BBN is to build a self-configuring network technology that would identify traffic, prioritise and reallocate bandwidth according to end user, and automatically make quality of service decisions.

This advanced network technology is being developed by Defense Advanced Research Projects Agency (DARPA) and will include support for features like 32 levels of network traffic prioritisation that will let data with a higher priority will be handled more expeditiously than traffic with a lower priority.

BBN said the technology would provide improved command and control computer network capabilities for tactical military units, letting commanders assign network resources on the basis of the mission.

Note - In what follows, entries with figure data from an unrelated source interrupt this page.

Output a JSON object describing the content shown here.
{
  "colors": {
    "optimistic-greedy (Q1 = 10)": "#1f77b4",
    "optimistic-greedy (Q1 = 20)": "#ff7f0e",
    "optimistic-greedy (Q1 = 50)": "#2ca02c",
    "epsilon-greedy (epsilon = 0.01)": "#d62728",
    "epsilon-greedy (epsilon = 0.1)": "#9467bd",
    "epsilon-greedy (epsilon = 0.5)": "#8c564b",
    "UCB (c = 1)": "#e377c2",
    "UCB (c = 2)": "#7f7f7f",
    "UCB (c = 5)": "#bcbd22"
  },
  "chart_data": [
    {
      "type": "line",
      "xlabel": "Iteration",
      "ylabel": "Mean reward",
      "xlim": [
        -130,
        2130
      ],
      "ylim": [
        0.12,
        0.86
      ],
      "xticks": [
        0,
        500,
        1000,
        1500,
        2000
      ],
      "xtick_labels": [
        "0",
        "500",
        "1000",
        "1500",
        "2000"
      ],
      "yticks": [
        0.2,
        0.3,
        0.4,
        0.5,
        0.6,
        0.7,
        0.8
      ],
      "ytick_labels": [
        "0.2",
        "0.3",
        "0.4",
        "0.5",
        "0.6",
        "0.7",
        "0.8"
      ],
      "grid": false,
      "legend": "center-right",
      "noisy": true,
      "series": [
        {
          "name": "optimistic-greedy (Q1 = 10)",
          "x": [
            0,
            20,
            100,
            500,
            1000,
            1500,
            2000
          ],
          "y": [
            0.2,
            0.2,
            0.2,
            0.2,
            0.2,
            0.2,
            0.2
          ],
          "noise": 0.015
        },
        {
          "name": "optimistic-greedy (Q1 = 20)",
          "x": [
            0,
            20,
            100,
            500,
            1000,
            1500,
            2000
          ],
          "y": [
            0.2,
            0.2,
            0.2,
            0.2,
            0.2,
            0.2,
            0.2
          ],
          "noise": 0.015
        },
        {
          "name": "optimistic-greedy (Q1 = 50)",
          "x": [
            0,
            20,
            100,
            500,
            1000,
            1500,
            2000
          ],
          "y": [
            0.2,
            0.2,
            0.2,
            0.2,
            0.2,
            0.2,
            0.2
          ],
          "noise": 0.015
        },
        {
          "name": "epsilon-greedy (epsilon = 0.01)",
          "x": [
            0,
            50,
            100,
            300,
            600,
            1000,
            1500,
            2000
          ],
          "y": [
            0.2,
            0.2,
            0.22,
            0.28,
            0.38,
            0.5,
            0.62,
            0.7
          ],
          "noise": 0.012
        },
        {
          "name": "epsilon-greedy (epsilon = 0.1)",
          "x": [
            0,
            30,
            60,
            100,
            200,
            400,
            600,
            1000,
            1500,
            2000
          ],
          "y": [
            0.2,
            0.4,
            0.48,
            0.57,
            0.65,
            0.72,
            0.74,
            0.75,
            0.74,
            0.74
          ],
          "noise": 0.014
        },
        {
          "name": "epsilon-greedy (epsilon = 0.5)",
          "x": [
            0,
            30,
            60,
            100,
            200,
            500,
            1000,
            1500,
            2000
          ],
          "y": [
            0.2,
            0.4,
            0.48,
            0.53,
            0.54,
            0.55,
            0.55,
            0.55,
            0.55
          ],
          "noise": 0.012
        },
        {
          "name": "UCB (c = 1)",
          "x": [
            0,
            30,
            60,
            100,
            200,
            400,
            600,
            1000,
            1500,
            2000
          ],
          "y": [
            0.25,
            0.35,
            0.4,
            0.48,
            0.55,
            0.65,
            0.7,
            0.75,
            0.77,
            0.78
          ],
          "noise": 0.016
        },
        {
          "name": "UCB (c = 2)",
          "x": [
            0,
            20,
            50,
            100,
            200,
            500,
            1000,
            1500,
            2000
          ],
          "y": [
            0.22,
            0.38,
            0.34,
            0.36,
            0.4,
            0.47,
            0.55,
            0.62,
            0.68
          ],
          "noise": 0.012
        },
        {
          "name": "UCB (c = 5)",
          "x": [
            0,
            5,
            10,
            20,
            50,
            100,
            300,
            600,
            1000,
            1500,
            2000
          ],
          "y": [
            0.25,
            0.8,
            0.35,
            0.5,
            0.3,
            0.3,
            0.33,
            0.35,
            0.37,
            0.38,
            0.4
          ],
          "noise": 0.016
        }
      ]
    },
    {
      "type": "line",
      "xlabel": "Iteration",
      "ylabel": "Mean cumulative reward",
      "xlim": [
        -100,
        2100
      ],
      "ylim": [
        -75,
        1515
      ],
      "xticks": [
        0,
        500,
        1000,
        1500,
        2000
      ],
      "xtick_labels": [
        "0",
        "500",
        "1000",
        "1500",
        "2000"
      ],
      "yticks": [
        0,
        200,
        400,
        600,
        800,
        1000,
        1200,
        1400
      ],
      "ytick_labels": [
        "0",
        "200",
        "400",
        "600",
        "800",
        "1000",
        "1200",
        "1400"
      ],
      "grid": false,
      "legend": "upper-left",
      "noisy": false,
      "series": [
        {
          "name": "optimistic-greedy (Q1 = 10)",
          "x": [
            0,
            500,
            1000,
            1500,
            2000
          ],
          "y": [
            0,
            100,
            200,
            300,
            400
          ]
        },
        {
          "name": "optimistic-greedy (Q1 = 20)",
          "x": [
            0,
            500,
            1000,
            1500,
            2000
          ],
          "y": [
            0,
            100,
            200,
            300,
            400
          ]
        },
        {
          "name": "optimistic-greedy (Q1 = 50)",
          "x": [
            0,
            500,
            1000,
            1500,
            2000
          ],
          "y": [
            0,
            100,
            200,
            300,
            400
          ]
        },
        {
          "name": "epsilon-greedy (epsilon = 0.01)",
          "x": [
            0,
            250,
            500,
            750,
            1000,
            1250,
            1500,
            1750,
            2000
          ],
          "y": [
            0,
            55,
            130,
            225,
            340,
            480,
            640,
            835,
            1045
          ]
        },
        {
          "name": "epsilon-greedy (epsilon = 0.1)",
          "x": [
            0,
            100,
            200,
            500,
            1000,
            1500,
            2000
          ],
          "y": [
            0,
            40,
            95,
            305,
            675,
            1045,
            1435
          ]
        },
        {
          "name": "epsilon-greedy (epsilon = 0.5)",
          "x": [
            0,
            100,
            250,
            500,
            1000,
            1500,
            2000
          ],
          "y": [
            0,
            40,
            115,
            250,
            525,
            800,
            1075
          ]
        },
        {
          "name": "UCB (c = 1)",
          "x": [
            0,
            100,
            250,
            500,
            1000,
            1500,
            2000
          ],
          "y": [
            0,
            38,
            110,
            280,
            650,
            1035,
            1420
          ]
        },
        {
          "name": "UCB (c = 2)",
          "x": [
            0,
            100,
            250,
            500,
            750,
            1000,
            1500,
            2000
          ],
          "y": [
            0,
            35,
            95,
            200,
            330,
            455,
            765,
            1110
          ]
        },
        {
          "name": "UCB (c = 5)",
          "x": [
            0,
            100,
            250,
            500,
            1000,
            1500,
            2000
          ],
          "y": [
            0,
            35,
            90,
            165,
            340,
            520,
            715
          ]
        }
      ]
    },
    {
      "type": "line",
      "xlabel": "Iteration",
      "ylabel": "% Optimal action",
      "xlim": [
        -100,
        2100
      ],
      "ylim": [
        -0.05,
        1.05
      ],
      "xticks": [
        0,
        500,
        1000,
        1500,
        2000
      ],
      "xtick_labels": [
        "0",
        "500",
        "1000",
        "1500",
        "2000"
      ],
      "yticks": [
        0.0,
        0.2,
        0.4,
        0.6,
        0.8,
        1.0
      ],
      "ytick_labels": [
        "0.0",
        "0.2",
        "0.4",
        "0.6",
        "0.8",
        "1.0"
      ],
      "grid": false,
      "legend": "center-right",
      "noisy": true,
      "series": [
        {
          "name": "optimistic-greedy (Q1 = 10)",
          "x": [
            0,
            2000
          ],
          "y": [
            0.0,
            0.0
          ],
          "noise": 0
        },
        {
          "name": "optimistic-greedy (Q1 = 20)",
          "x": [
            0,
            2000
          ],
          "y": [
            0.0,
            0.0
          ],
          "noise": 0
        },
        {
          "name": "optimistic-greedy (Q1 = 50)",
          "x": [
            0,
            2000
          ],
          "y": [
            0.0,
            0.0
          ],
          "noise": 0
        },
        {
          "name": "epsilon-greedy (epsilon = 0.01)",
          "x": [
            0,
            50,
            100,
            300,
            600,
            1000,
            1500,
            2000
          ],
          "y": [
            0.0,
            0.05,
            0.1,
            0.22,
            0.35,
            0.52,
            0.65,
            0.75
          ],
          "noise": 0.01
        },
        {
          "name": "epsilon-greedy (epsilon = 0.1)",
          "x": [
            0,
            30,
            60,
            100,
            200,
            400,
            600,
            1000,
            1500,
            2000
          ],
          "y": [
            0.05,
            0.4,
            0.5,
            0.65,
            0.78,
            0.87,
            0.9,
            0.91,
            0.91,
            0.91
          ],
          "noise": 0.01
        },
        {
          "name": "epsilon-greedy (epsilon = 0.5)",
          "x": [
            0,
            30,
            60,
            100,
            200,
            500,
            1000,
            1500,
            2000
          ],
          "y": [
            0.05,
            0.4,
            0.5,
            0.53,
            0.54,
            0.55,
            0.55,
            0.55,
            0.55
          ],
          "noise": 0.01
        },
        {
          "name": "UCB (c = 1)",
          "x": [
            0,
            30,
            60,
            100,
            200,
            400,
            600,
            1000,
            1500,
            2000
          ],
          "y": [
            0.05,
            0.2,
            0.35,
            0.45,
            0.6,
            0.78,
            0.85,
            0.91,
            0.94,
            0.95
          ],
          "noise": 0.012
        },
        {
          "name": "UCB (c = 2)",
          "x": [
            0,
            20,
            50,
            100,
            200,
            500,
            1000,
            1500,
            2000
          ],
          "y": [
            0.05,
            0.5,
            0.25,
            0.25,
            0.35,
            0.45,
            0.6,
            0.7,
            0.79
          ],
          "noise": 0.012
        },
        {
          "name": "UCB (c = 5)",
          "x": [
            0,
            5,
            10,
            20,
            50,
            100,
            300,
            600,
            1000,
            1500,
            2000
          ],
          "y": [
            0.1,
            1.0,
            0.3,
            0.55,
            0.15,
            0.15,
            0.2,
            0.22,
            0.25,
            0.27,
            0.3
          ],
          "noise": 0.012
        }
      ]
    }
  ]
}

The advanced prioritization system is part of DARPA's Military Networking Protocol (MNP) programme which is looking to develop an authenticated and attributable identification system for packet based, military and government data networks, the agency said. Military or government data sent with the MNP will be compatible with normal Internet equipment to allow MNP traffic to pass through legacy network or encryption equipment, DARPA said.

Not only should the prioritisation scheme be radically advanced, the system should be extremely difficult to spoof or inject false traffic into, DARPA said.

This one-year contract includes two, one-year options, which, if awarded, would bring the cumulative value of the contract to about $42 million, BBN stated.

The contract isn't the first BBN has to develop advanced network technologies from DARPA. Last year it got $.4.4 million to develop novel, scalable attack detection algorithms; a flexible and expandable architecture for implementing and deploying the algorithms; and an execution environment for traffic inspection and algorithm execution.

The network monitoring systems is being developed under DARPA's Scalable Network Monitoring programme which seeks to bolt down network security in the face of cyber attacks that have grown more subtle and sophisticated. New technologies and applications provide new attack routes and have made traditional signature-based and anomaly detection-based defensive measures inadequate in both speed and sensitivity, BBN added.

BBN has also worked with DARPA on the agency's Global Autonomous Language Exploitation (GALE) program. The goal of GALE is to translate and distill foreign language material (television shows and newspapers) in near real-time, highlight salient information, and store the results in a searchable database -- all with more than 90 percent accuracy by the end of the program. Through this process, GALE would help US analysts recognise critical information in foreign languages quickly so they could act on it in a timely fashion.